Au matin, une barque rencontra le Bucentaure sur lequel un homme poussait des gémissements. Elle lui vint en aide, et l’on put avec de grands efforts, ramener le navire jusqu’à l’Arsenal. Une année après, jour pour jour, à l’heure où les gondoliers du port avaient été témoins de cette rentrée silencieuse, avec une barque désemparée, des femmes à moitié mortes parmi les étoffes et les fleurs, le doge au visage convulsé, une année après, jour pour jour, la République était renversée, Venise prisonnière, le doge en exil.

Et aujourd’hui encore, Monsiou, ajouta le gondolier d’un air candide, aux environs de la Saint-Jean ou de l’Assomption, les bateaux qui passent dans la nuit du côté de Saint-Julien-du-Désert voient apparaître deux lueurs, l’une plus pâle, l’autre plus blanche. C’est l’âme de Manin, demandant pardon à la Vierge… »

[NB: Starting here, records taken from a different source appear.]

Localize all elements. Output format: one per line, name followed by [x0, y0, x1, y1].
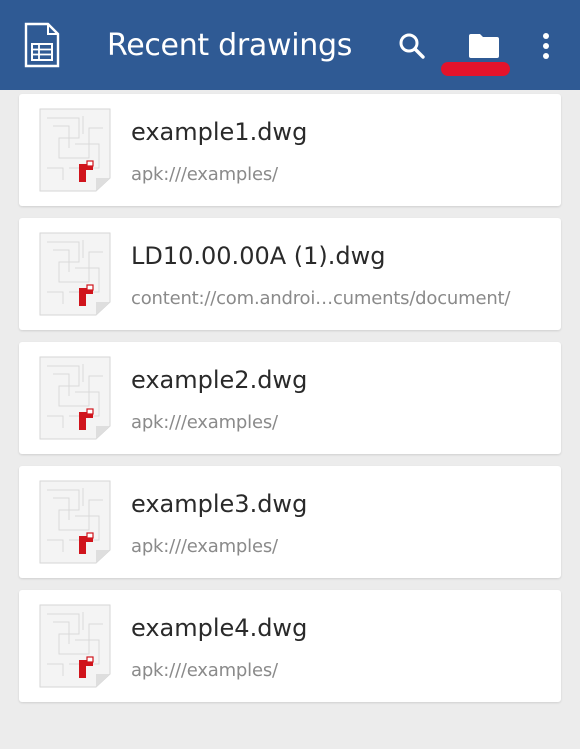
list-item[interactable]: example2.dwg apk:///examples/	[19, 342, 561, 454]
drawing-document-icon	[24, 22, 60, 68]
list-item[interactable]: example3.dwg apk:///examples/	[19, 466, 561, 578]
file-name: example4.dwg	[131, 614, 308, 642]
folder-highlight-mark	[441, 62, 510, 76]
folder-icon	[469, 34, 499, 58]
file-name: LD10.00.00A (1).dwg	[131, 242, 386, 270]
dwg-file-icon	[39, 108, 111, 192]
dwg-file-icon	[39, 480, 111, 564]
search-icon	[399, 33, 425, 59]
file-path: apk:///examples/	[131, 660, 278, 681]
dwg-file-icon	[39, 356, 111, 440]
file-name: example3.dwg	[131, 490, 308, 518]
file-path: apk:///examples/	[131, 536, 278, 557]
more-options-button[interactable]	[524, 24, 568, 68]
more-vert-icon	[543, 33, 549, 59]
list-item[interactable]: LD10.00.00A (1).dwg content://com.androi…	[19, 218, 561, 330]
file-path: content://com.androi…cuments/document/	[131, 288, 511, 309]
list-item[interactable]: example4.dwg apk:///examples/	[19, 590, 561, 702]
page-title: Recent drawings	[107, 28, 353, 63]
file-path: apk:///examples/	[131, 164, 278, 185]
file-path: apk:///examples/	[131, 412, 278, 433]
search-button[interactable]	[390, 24, 434, 68]
dwg-file-icon	[39, 232, 111, 316]
dwg-file-icon	[39, 604, 111, 688]
app-bar: Recent drawings	[0, 0, 580, 90]
file-name: example2.dwg	[131, 366, 308, 394]
file-name: example1.dwg	[131, 118, 308, 146]
list-item[interactable]: example1.dwg apk:///examples/	[19, 94, 561, 206]
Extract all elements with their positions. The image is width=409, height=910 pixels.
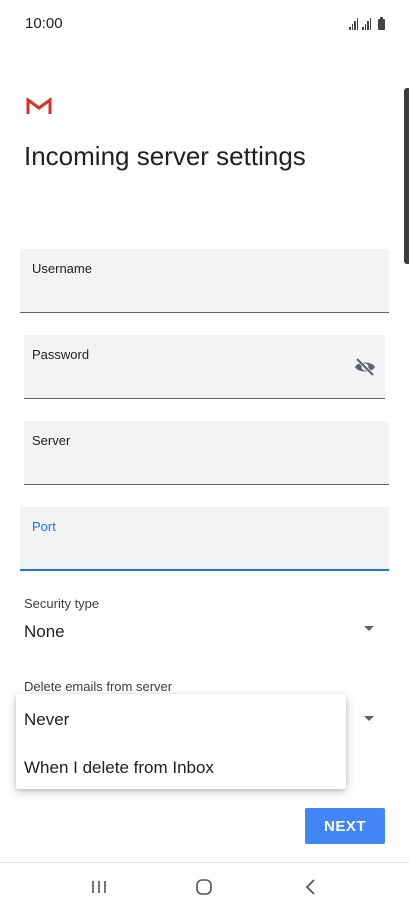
- menu-item-label: When I delete from Inbox: [24, 758, 214, 777]
- password-label: Password: [32, 347, 90, 362]
- port-field[interactable]: Port: [20, 507, 389, 571]
- dropdown-arrow-icon: [364, 716, 374, 721]
- visibility-off-icon[interactable]: [353, 357, 377, 377]
- server-field[interactable]: Server: [24, 421, 389, 485]
- signal-icon: [362, 18, 371, 30]
- delete-emails-label: Delete emails from server: [24, 679, 173, 694]
- navigation-bar: [0, 862, 409, 910]
- gmail-logo-icon: [26, 97, 52, 114]
- back-icon[interactable]: [297, 875, 325, 899]
- dropdown-arrow-icon: [364, 626, 374, 631]
- recents-icon[interactable]: [85, 875, 113, 899]
- security-type-select[interactable]: Security type None: [24, 596, 385, 648]
- home-icon[interactable]: [190, 875, 218, 899]
- menu-item-never[interactable]: Never: [16, 696, 346, 742]
- username-field[interactable]: Username: [20, 249, 389, 313]
- delete-emails-menu: Never When I delete from Inbox: [16, 694, 346, 789]
- security-type-label: Security type: [24, 596, 100, 611]
- username-label: Username: [32, 261, 92, 276]
- menu-item-label: Never: [24, 710, 70, 729]
- menu-item-when-delete-from-inbox[interactable]: When I delete from Inbox: [16, 744, 346, 790]
- status-time: 10:00: [25, 15, 63, 32]
- next-button[interactable]: NEXT: [305, 808, 385, 844]
- battery-icon: [378, 17, 385, 30]
- status-icons: [349, 14, 385, 30]
- port-label: Port: [32, 519, 56, 534]
- scrollbar[interactable]: [404, 88, 409, 264]
- status-bar: 10:00: [0, 0, 409, 48]
- signal-icon: [349, 18, 358, 30]
- page-title: Incoming server settings: [24, 141, 306, 171]
- password-field[interactable]: Password: [24, 335, 385, 399]
- security-type-value: None: [24, 622, 65, 641]
- server-label: Server: [32, 433, 71, 448]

— Très jolie ton histoire, murmura Jacques, d’un air léger. Par cette clarté grandiose et blonde son âme même au récit de légendes mélancoliques ne parvenait pas à s’attrister. Cependant, il tendit de sa main où scintillaient des bagues précieuses quelque monnaie au gondolier. Il sentait en son cœur l’âme évanouie du dernier doge se mêler aux rêves magnifiques de Venise. Il eut l’impression de recevoir en lui un peu plus de ce Passé grandiose, de ce Passé dont son esprit comptait ressusciter les astres. Un souffle de gloire le bouleversa, et l’envahit si fort qu’il sentit un frisson le parcourir jusqu’aux plus minimes veines. Sous la tension nerveuse, ses doigts se contractèrent, il aurait voulu pleurer et chanter à la fois, et courir comme les héros de la Grèce antique, un laurier sur le front, un flambeau à la main.

Quand la gondole accosta au Lido, Jacques était demeuré tiévreux d’apothéose. Il mit pied à terre, ordonna qu’on l’attende, marcha vivement car il était avide d’espace et de mouvement. Comme il était transformé, le Lido, depuis sa dernière visite ! Il se souvint de l’impression tendrement mélancolique de ce ciel pâle d’Avril, les arbres sans feuilles, bourgeonnes à peine, le paysage morose, manquant de cette ferveur dont s’éveille le printemps. Il se souvint de son arrivée sur la plage, de ce casino banal et déserte dont les planches sonnaient creux comme les planches d’un cercueil vide. Les gosses de la plage, les pauvres petits mendiants aux haillons roux, lui avaient offert des coquillages, des hippocampes desséches dont les arêtes brunes ressemblaient aux fruits du caroubier. Et puis son désespoir intime, la sensation atroce d’être seul lorsque les lèvres tremblent d’amour inexprimé, que les bras ont de vagues désirs d’étreindre, de s’appuyer. Oh ! il avait été ému jusqu’aux larmes, cette après-midi là, et, sans se douter d’un retour improbable, longuement, le cœur vide pareil à Saint-Julien-du-Désert, les yeux perdus, il avait écouté la plainte de la mer. Ceux qui aiment, ceux dont l’esprit est dévasté par la passion lointaine, ceux qui brûlent d’un feu intérieur, ne connaissent pas le rythme infini des rivages ! Dans chaque vague qui meurt, dans l’écume qui déferle, dans le vent qui passe, ce sont des murmures mystérieux et étranges, dont on écoute les spasmes comme en vision, dont on comprend le sens comme en rêve ! Et Jacques à cause de sa vie même et des souvenirs d’enfance cachés, était plus porté qu’aucun autre à un retour vers le Passé, à un élan vers la mer…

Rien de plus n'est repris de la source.